Her captivation with florals traces back to her childhood, wherein fallen flowers from an aunt’s garden spurred her fascination. These early experiences with natural pigments and preserving flowers between the pages of books, sowed the seeds for what would become her signature design elements when she embarked on her path as a designer.

Archana Rao’s journey with LFW began in the Gen Next category in 2012, where she drew attention for her feminine contemporary Indo-Western ensembles catered to a youthful audience. Over time, her focus widened to encompass saris—both through a collaboration with Ekaya and her label—bridal wear, and eventually, kids’ wear. “With age and maturity, I began designing for women of all age groups,” she notes, capturing a growing and diversified clientele. Her saris, particularly favored by the younger generations, feature designs such as pre-draped saris and zippered saris for effortless elegance.

The Sun and Moon showcase also introduced men’s ensembles – signaling Rao’s official foray into menswear at the fashion event, despite years of designing for male clientele. This expansion was catalyzed by her female clients’ interest in seeing designs tailored for their partners. “I began my career at a menswear company upon returning to India,” explained Rao, a Parsons School of Design alumna. She incorporates the meticulous attention to detail and seamless finish found in menswear into her womenswear designs.
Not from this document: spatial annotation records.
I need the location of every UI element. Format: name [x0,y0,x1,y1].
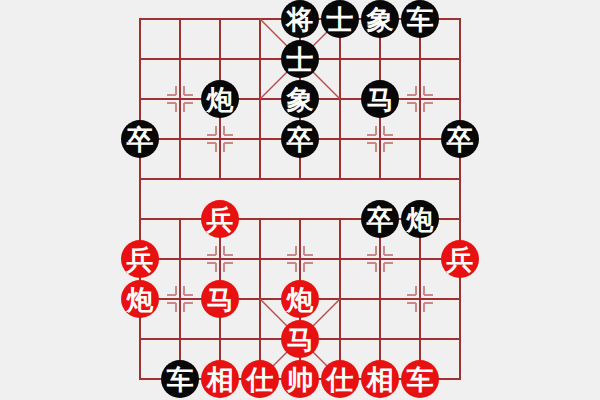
xiangqi-board-screenshot: 将士象车士炮象马卒卒卒兵卒炮兵兵炮马炮马车相仕帅仕相车 [0,0,600,400]
piece-black-general[interactable]: 将 [281,0,319,38]
piece-red-soldier[interactable]: 兵 [441,240,479,278]
piece-black-soldier[interactable]: 卒 [361,200,399,238]
piece-red-cannon[interactable]: 炮 [281,280,319,318]
piece-black-elephant[interactable]: 象 [281,80,319,118]
piece-black-soldier[interactable]: 卒 [121,120,159,158]
piece-black-chariot[interactable]: 车 [401,0,439,38]
piece-black-advisor[interactable]: 士 [281,40,319,78]
piece-red-cannon[interactable]: 炮 [121,280,159,318]
board-grid: 将士象车士炮象马卒卒卒兵卒炮兵兵炮马炮马车相仕帅仕相车 [120,0,480,399]
piece-red-elephant[interactable]: 相 [201,360,239,398]
piece-red-general[interactable]: 帅 [281,360,319,398]
piece-red-horse[interactable]: 马 [201,280,239,318]
piece-red-advisor[interactable]: 仕 [321,360,359,398]
piece-red-soldier[interactable]: 兵 [201,200,239,238]
piece-red-horse[interactable]: 马 [281,320,319,358]
piece-red-elephant[interactable]: 相 [361,360,399,398]
piece-black-advisor[interactable]: 士 [321,0,359,38]
piece-red-chariot[interactable]: 车 [401,360,439,398]
piece-black-elephant[interactable]: 象 [361,0,399,38]
piece-black-chariot[interactable]: 车 [161,360,199,398]
piece-black-horse[interactable]: 马 [361,80,399,118]
piece-red-advisor[interactable]: 仕 [241,360,279,398]
piece-black-cannon[interactable]: 炮 [201,80,239,118]
piece-red-soldier[interactable]: 兵 [121,240,159,278]
piece-black-soldier[interactable]: 卒 [441,120,479,158]
piece-black-soldier[interactable]: 卒 [281,120,319,158]
piece-black-cannon[interactable]: 炮 [401,200,439,238]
While known for her pastels, Rao has seen a shift in women desiring her ensembles in richer tones such as wine reds, midnight blues, or mustard yellows, especially for wedding occasions. The preferences of her Hyderabad clientele tend to lean toward bolder colors, possibly to complement their jewelry, she suspects.

The Frou Frou Bride collection, therefore, presents a vibrant variety from ivory whites to teal blue-greens and hibiscus reds, featuring innovative elements like crop tops adorned with large bows, sheer tops paired with flowing skirts, and pre-draped saris—a showcase of versatility and splendor that has become synonymous with the name Archana Rao.